The Development Bank of Saxony (known as SAB from the German name Sächsische Aufbaubank) was founded in 1991 and is the state development institution for the state of Saxony, Germany.

Activities
The Development Bank of Saxony allocates subsidies e.g. from the European Regional Development Fund in the form of grants, sureties and loans into various sectors of the economy e.g. technology, as well as into residential and municipal construction.

In the business year 2016, the bank made over 50,000 payments and grants totalling almost 1.4 billion euro and loans of over 450 million euro.

Location
The headquarters of the Development Bank of Saxony is in Leipzig since January 2017, although the headquarters building was completed only in 2021. A branch office will be kept at the former headquarter building in Dresden.

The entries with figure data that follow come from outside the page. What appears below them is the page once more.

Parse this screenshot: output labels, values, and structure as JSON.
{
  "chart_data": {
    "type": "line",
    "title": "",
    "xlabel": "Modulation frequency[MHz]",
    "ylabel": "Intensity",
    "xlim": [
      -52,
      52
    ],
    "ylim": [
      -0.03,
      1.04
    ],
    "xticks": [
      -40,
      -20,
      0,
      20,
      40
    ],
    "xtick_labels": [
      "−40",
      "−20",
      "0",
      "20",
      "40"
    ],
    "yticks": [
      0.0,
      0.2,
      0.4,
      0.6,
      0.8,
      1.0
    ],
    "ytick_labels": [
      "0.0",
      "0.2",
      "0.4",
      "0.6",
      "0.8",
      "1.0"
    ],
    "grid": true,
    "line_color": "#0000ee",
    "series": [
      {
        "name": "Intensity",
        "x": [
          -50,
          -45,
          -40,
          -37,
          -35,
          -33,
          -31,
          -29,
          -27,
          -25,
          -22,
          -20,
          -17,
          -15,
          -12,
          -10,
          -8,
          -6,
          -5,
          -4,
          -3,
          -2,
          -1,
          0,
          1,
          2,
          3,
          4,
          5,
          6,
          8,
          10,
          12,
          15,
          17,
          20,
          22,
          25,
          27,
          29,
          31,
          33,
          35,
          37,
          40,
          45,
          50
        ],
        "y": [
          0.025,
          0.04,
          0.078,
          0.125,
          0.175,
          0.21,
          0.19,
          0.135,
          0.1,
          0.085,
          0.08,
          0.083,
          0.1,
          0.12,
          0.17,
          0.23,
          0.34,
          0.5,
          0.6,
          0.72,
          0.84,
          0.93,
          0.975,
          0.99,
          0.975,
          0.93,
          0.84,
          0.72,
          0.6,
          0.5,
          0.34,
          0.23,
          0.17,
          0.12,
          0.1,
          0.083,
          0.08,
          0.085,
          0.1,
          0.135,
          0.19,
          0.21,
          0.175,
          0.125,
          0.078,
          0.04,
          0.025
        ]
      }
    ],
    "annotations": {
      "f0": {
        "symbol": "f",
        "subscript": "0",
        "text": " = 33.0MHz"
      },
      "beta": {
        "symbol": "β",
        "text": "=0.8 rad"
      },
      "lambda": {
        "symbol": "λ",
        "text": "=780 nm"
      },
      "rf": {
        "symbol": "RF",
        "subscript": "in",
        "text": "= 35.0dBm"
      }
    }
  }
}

The bank also has customer centers in Leipzig, Dresden and Chemnitz and a regional office in Görlitz.

History 
From 1991 until 1995 the L-Bank, the state development bank of Baden-Württemberg, operated the bank. Then on December 19, 1995 the SAB GmbH was created as a subsidiary of the L-Bank. This took up the operation on June 1, 1996. Since December 30, 2002 the SAB is a 100% subsidy of the state of Saxony.

In 2003 its legal form was changed into an Institution under Public Law (de: Anstalt des öffentlichen Rechts).